What’s This?

What is a Carroll diagram?

Transcript A Carroll diagram is an alternative to a Venn diagram that we use when we’re sorting using two sorting rules simultaneously. So, for example, you might be sorting numbers and wondering if they’re even but also if they’re two-digit numbers.

Now the way a Carroll diagram works is that there are two rows and two columns. When you look at the first column and the second column, you’ll see that the second column is the opposite of the first. So if the first column were “even,” the second column would be “not even.” When you look at the two rows, you will notice that the second row is the opposite of the first row.

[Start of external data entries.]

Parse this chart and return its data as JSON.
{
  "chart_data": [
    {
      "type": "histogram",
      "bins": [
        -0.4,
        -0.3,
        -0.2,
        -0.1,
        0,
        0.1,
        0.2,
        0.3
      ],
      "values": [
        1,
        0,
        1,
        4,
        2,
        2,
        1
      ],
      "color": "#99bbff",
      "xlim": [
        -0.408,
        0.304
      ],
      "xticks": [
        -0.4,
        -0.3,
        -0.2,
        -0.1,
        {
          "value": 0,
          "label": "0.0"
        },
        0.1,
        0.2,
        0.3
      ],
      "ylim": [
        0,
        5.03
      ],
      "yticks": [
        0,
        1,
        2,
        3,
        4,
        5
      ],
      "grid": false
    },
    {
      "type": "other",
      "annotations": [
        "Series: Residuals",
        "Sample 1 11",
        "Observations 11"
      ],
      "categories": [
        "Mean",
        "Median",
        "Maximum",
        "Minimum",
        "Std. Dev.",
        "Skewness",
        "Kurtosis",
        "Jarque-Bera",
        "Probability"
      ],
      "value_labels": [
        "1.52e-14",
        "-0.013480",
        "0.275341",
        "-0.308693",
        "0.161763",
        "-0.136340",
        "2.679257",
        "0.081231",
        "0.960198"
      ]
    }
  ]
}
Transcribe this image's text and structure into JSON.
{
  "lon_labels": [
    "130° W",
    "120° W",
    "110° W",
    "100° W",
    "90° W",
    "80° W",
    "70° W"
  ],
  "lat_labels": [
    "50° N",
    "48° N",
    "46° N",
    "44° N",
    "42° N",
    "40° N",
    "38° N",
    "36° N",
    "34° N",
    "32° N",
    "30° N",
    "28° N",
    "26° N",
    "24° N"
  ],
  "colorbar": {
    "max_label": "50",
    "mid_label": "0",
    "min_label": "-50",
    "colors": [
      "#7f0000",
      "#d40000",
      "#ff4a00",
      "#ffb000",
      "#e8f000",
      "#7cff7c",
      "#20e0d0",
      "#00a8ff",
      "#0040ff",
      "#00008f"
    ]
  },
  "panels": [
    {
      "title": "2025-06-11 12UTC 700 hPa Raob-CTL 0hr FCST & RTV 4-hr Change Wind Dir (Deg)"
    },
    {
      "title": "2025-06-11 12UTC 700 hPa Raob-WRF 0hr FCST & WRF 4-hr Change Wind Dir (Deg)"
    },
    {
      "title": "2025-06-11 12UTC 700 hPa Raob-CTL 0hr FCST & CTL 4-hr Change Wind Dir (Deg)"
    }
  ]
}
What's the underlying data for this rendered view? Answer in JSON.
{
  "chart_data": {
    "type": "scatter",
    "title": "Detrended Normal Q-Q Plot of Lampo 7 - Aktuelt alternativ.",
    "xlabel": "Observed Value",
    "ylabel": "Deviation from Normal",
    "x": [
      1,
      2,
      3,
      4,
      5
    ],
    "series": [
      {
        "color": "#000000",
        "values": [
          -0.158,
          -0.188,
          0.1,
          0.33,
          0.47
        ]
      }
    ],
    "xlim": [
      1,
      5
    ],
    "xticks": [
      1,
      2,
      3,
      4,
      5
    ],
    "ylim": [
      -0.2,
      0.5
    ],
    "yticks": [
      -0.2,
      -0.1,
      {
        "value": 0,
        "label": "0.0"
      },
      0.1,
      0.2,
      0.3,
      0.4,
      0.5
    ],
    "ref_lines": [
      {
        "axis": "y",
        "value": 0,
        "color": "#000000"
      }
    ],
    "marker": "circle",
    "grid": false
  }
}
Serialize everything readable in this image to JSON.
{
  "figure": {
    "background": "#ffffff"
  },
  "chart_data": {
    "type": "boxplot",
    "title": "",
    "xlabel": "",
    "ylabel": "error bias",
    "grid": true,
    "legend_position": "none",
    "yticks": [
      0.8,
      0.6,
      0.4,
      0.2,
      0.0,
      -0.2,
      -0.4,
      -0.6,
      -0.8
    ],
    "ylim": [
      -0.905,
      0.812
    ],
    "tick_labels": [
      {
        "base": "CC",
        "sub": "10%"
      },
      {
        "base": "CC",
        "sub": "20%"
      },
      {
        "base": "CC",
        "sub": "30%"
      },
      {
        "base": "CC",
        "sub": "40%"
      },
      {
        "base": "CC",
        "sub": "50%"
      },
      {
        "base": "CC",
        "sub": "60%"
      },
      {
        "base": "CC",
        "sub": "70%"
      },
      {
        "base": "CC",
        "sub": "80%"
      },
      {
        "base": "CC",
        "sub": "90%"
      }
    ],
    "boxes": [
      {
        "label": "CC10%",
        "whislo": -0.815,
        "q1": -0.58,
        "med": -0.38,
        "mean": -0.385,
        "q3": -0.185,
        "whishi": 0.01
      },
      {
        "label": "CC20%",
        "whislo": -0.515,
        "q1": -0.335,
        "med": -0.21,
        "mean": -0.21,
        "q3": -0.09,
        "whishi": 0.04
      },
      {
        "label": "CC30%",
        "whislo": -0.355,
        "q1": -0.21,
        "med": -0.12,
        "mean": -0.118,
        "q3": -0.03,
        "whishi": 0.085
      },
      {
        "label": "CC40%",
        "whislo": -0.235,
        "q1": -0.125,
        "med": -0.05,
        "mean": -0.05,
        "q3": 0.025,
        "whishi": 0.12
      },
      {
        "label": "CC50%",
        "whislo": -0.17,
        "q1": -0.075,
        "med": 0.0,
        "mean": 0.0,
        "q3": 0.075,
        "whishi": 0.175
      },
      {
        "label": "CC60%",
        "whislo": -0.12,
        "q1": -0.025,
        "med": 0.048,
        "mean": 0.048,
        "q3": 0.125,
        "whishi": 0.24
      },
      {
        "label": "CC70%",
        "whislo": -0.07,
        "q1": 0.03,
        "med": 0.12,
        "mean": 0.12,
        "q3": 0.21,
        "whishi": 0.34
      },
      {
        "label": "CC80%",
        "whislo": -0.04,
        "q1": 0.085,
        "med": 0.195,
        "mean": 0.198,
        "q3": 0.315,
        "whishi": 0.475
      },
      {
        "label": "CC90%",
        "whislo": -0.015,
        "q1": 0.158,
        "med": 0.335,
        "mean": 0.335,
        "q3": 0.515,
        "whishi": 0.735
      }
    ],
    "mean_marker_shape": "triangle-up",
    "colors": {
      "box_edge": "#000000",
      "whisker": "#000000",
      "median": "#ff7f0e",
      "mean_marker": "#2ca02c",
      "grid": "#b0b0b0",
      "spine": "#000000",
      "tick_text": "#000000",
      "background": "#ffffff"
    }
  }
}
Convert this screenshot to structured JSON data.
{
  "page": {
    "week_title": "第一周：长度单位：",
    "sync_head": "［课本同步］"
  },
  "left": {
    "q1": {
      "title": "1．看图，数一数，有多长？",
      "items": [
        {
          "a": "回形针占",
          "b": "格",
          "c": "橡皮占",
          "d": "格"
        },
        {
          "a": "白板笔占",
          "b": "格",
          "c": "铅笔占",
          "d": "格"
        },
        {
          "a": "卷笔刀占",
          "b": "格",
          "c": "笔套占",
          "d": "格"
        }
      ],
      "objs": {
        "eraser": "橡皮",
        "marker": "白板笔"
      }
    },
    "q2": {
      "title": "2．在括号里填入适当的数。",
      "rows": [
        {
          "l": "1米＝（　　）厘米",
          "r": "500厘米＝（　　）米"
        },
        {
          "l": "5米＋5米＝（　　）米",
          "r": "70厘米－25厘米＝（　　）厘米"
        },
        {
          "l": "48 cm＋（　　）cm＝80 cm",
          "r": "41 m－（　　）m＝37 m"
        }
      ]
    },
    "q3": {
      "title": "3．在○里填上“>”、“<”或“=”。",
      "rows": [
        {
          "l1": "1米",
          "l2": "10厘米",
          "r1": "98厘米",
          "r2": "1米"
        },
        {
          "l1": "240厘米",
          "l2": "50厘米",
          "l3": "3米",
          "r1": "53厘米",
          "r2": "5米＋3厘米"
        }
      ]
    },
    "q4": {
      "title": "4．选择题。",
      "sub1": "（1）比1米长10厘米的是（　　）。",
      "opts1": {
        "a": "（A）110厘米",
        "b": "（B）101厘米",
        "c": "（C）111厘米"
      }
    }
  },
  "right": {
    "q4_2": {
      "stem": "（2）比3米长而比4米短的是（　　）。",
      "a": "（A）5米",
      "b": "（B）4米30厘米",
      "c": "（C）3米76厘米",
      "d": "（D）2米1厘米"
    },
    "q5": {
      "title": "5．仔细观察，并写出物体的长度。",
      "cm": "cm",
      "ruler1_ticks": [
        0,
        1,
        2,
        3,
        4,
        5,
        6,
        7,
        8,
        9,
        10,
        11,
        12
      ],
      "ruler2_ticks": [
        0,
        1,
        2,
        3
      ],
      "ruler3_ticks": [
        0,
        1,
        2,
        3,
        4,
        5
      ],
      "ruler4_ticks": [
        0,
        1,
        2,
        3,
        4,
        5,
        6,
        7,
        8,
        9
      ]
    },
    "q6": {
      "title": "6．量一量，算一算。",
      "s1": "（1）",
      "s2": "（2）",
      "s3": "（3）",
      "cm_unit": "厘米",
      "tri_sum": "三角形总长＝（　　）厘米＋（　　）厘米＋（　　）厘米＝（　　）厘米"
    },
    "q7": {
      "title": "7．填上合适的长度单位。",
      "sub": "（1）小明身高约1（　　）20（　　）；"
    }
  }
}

So if the first row were “even,” the second row would be “not even,” if it was the rows that were “even and odd” instead of the columns.

And as I mentioned it’s an alternative to a Venn diagram where we also sort with two rules: Do they fit in this circle, do they fit in this circle, do they fit in both, do they fit in neither? So there, too, there are four sections.

So I mentioned, for example, sorting numbers. We might sort numbers up to 30, deciding whether they’re even or not even, deciding if they’re two-digit or not two-digit. This is how we would fill the Carroll diagram out. Listing the numbers in each of those four cells, and you can see how closely it matches what you do with the Venn diagram. When we list those four sets of numbers in four sections of the Venn diagram.